Three weeks before becoming president, Donald Trump weighed in on the threat of North Korea developing a nuclear warhead capable of reaching the U.S.: “It won’t happen,” he vowed on Twitter.
Now planners are contemplating what a U.S. strike to prevent that development might look like, and the options are grim.
Analysts estimate North Korea may now possess between 10 and 25 nuclear weapons, with launch vehicles, air force jets, troops and artillery scattered across the country, hidden in caves and massed along the border with South Korea. That’s on top of what the U.S. estimates to be one of the world’s largest chemical weapons stockpiles, a biological weapons research program and an active cyberwarfare capability.
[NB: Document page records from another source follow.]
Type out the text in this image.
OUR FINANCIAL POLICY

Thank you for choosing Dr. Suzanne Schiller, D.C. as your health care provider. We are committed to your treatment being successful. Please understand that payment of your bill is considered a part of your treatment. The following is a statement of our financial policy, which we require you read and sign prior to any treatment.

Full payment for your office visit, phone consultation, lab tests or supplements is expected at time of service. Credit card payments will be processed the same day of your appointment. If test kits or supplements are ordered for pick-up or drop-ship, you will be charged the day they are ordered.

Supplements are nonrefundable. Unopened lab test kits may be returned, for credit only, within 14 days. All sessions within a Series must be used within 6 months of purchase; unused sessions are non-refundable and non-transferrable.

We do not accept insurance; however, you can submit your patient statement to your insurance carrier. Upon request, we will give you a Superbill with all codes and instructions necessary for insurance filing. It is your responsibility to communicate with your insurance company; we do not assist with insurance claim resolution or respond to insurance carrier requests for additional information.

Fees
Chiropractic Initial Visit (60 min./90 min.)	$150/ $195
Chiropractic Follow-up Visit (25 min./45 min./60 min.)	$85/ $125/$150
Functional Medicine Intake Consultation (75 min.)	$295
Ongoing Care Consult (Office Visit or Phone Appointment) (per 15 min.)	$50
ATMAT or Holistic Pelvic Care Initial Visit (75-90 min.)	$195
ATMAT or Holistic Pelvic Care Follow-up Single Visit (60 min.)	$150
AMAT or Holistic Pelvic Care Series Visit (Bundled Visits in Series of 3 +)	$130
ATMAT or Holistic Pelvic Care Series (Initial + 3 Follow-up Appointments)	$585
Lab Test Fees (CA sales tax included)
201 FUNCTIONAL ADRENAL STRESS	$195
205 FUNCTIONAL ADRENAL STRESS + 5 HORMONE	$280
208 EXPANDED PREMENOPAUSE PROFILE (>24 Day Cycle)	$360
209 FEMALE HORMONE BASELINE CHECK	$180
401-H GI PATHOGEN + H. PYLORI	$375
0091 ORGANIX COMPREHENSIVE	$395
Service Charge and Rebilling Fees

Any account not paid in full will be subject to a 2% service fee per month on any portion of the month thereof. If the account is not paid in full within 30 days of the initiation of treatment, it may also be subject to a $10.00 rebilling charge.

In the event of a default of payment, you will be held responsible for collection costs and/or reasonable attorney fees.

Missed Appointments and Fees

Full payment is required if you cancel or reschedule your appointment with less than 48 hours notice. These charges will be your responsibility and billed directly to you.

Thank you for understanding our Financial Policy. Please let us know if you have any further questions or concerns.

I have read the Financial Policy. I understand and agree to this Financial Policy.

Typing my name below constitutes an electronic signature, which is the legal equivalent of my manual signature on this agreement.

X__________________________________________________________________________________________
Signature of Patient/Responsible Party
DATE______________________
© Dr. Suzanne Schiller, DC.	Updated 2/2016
And with Seoul and its 10 million residents just 35 miles (56 kilometers) south of the border — well within North Korea’s artillery range — any eruption of hostilities could have devastating human and economic costs. That’s why the North Korean dynasty founded by Kim Il Sung has long hinged its survival, in part, on a warning that any attack could provoke all-out war.
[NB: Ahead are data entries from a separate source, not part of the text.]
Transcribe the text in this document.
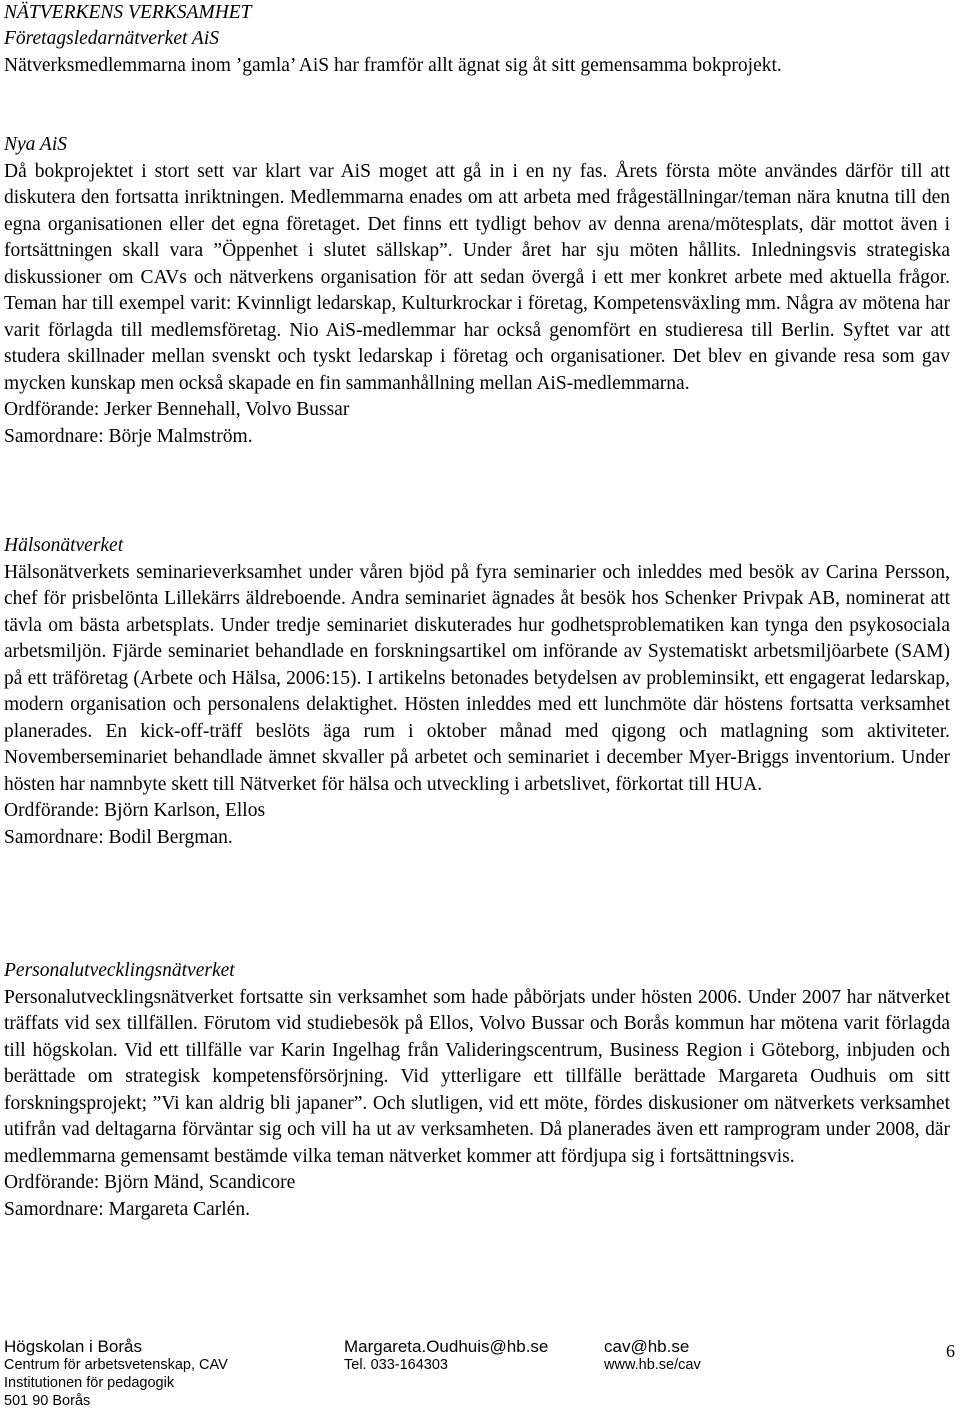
NÄTVERKENS VERKSAMHET
Företagsledarnätverket AiS
Nätverksmedlemmarna inom ’gamla’ AiS har framför allt ägnat sig åt sitt gemensamma bokprojekt.
Nya AiS
Då bokprojektet i stort sett var klart var AiS moget att gå in i en ny fas. Årets första möte användes därför till att diskutera den fortsatta inriktningen. Medlemmarna enades om att arbeta med frågeställningar/teman nära knutna till den egna organisationen eller det egna företaget. Det finns ett tydligt behov av denna arena/mötesplats, där mottot även i fortsättningen skall vara ”Öppenhet i slutet sällskap”. Under året har sju möten hållits. Inledningsvis strategiska diskussioner om CAVs och nätverkens organisation för att sedan övergå i ett mer konkret arbete med aktuella frågor. Teman har till exempel varit: Kvinnligt ledarskap, Kulturkrockar i företag, Kompetensväxling mm. Några av mötena har varit förlagda till medlemsföretag. Nio AiS-medlemmar har också genomfört en studieresa till Berlin. Syftet var att studera skillnader mellan svenskt och tyskt ledarskap i företag och organisationer. Det blev en givande resa som gav mycken kunskap men också skapade en fin sammanhållning mellan AiS-medlemmarna.
Ordförande: Jerker Bennehall, Volvo Bussar
Samordnare: Börje Malmström.
Hälsonätverket
Hälsonätverkets seminarieverksamhet under våren bjöd på fyra seminarier och inleddes med besök av Carina Persson, chef för prisbelönta Lillekärrs äldreboende. Andra seminariet ägnades åt besök hos Schenker Privpak AB, nominerat att tävla om bästa arbetsplats. Under tredje seminariet diskuterades hur godhetsproblematiken kan tynga den psykosociala arbetsmiljön. Fjärde seminariet behandlade en forskningsartikel om införande av Systematiskt arbetsmiljöarbete (SAM) på ett träföretag (Arbete och Hälsa, 2006:15). I artikelns betonades betydelsen av probleminsikt, ett engagerat ledarskap, modern organisation och personalens delaktighet. Hösten inleddes med ett lunchmöte där höstens fortsatta verksamhet planerades. En kick-off-träff beslöts äga rum i oktober månad med qigong och matlagning som aktiviteter. Novemberseminariet behandlade ämnet skvaller på arbetet och seminariet i december Myer-Briggs inventorium. Under hösten har namnbyte skett till Nätverket för hälsa och utveckling i arbetslivet, förkortat till HUA.
Ordförande: Björn Karlson, Ellos
Samordnare: Bodil Bergman.
Personalutvecklingsnätverket
Personalutvecklingsnätverket fortsatte sin verksamhet som hade påbörjats under hösten 2006. Under 2007 har nätverket träffats vid sex tillfällen. Förutom vid studiebesök på Ellos, Volvo Bussar och Borås kommun har mötena varit förlagda till högskolan. Vid ett tillfälle var Karin Ingelhag från Valideringscentrum, Business Region i Göteborg, inbjuden och berättade om strategisk kompetensförsörjning. Vid ytterligare ett tillfälle berättade Margareta Oudhuis om sitt forskningsprojekt; ”Vi kan aldrig bli japaner”. Och slutligen, vid ett möte, fördes diskusioner om nätverkets verksamhet utifrån vad deltagarna förväntar sig och vill ha ut av verksamheten. Då planerades även ett ramprogram under 2008, där medlemmarna gemensamt bestämde vilka teman nätverket kommer att fördjupa sig i fortsättningsvis.
Ordförande: Björn Mänd, Scandicore
Samordnare: Margareta Carlén.
Högskolan i Borås
Centrum för arbetsvetenskap, CAV
Institutionen för pedagogik
501 90 Borås
Margareta.Oudhuis@hb.se
Tel. 033-164303
cav@hb.se
www.hb.se/cav
6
“Unless you were in a crisis situation where we thought the North Koreans were getting ready to attack us, a preemptive strike against the North Korean nuclear and missile program is simply not a practical option,” said Gary Samore, a former White House coordinator for weapons of mass destruction, proliferation and terrorism, who’s now at Harvard University’s Belfer Center. “This has always been the problem for the U.S. and our allies.”